The museum’s architecture department, however, salvaged the year with just one of the many international exhibits mounted in 2009 to commemorate an important 90th anniversary: ‘Bauhaus 1919–1933: Workshops for Modernity’. The MoMA exhibition was not, by far, the most inclusive collection of Bauhaus objects on display in 2009 (that distinction goes to Berlin’s Martin-Gropius-Bau, where over 1,000 artefacts went on show, to MoMA’s approximately 400). Surprisingly delicate textiles by Gunta Stölzl shared space with teapots, steel-tubed chairs and Oskar Schlemmer paintings, and it all made wonderful sense. As with its ‘Mies in Berlin’ show of 2001, MoMA did a great job with context, so none of the drama of the period was lost in the beauty of the exhibition itself.

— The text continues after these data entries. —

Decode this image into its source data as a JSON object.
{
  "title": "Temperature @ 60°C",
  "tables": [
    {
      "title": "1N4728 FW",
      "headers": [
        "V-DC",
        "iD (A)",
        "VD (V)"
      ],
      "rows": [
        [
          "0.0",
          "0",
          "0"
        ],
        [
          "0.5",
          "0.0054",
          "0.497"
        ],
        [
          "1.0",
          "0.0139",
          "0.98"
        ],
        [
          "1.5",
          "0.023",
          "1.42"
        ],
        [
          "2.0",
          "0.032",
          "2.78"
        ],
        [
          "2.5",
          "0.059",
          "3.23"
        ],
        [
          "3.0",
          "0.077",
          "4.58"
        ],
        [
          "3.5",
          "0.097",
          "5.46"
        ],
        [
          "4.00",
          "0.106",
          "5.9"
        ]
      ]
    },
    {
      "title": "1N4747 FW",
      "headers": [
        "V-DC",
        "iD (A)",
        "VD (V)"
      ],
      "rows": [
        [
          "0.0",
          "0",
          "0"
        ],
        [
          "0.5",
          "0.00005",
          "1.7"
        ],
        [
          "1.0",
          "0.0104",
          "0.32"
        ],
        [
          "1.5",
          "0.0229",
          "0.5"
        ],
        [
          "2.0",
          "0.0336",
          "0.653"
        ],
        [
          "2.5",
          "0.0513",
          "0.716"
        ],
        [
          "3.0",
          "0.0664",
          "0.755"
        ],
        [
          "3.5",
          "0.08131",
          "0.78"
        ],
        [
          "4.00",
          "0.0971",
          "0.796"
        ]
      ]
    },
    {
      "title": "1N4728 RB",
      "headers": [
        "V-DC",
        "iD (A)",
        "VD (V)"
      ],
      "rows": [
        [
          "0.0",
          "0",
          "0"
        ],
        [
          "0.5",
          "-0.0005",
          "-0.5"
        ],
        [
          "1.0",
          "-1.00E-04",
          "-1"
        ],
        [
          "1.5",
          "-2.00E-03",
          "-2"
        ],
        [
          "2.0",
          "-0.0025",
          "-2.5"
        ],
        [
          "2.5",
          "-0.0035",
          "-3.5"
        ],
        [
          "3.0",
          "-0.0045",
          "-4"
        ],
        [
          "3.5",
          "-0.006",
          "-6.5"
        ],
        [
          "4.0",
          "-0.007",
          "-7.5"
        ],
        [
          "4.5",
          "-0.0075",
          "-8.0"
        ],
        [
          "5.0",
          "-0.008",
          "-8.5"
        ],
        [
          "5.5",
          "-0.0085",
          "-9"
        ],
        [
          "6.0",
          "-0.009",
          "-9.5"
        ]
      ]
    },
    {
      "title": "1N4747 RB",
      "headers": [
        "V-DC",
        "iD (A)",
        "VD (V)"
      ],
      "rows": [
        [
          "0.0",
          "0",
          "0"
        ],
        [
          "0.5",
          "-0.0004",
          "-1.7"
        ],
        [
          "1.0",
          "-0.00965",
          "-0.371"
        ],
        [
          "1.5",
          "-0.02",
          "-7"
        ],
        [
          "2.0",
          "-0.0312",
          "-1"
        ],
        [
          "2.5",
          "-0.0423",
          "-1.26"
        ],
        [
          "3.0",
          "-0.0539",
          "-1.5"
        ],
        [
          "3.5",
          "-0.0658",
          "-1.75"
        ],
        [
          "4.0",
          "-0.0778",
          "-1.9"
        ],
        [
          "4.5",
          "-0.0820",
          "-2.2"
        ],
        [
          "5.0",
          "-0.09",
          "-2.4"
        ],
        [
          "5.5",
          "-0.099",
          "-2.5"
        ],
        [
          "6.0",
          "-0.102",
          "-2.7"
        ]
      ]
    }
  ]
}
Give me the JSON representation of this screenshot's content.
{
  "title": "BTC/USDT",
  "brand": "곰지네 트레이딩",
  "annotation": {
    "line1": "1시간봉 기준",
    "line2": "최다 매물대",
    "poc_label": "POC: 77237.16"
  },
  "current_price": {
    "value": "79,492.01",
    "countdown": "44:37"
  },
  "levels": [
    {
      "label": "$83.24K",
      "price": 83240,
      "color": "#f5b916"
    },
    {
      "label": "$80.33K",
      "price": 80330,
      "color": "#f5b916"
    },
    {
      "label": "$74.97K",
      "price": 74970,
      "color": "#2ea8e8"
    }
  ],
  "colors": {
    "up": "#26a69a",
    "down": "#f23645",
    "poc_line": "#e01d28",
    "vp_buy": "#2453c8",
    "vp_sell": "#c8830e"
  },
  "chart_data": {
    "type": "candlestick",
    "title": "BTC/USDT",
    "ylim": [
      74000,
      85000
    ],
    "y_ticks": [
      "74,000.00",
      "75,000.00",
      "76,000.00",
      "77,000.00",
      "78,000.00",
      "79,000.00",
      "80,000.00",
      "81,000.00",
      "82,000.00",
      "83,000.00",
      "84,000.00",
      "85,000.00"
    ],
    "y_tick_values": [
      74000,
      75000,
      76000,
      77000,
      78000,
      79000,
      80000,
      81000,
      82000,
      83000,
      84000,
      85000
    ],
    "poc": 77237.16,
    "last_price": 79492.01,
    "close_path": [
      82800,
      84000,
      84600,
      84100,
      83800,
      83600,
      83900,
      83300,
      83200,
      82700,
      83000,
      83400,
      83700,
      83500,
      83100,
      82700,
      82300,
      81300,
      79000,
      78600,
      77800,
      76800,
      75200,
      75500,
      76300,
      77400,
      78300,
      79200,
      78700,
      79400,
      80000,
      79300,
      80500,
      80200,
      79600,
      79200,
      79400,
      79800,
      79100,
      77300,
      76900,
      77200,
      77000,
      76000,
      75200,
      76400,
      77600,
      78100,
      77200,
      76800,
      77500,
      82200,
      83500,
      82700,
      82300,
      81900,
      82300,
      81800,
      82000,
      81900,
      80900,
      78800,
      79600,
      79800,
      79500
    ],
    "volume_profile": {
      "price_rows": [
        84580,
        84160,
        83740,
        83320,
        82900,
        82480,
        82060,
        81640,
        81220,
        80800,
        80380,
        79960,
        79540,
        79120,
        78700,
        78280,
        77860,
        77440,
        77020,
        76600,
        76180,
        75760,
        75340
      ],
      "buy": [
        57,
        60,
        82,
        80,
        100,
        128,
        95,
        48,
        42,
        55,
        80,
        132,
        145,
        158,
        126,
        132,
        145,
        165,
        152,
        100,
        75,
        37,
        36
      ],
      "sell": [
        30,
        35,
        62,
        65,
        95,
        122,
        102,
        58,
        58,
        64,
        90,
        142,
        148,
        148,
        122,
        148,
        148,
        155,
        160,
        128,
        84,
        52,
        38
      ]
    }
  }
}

This is the third consecutive roundup to mention Gary Hustwit’s films, but it is no carelessly slavish attention. In 2009, the director released Objectified, his follow-up to Helvetica (2007). It is a frank and clear-headed look at the quotidian objects we take for granted, and the people who make them. Once again, Hustwit’s vérité style and knack for teasing out a good story, coupled with Luke Geissbuhler’s crystal-clear cinematography, has resulted in not just another beautiful film; Objectified illustrates what a master Hustwit is at milieu-making, and not only on camera: he casts prominent names in the role of poster design and builds soundtracks matched to our under-appreciated visual lives. Hustwit promises to reveal the basis of the final instalment in his design trilogy soon, almost guaranteeing an appearance here in 2010, but in the meantime go here and read Alice Twemlow on the beauty of the shuttlecock, Debbie Millman on hairbands, and other musings on everyday objects.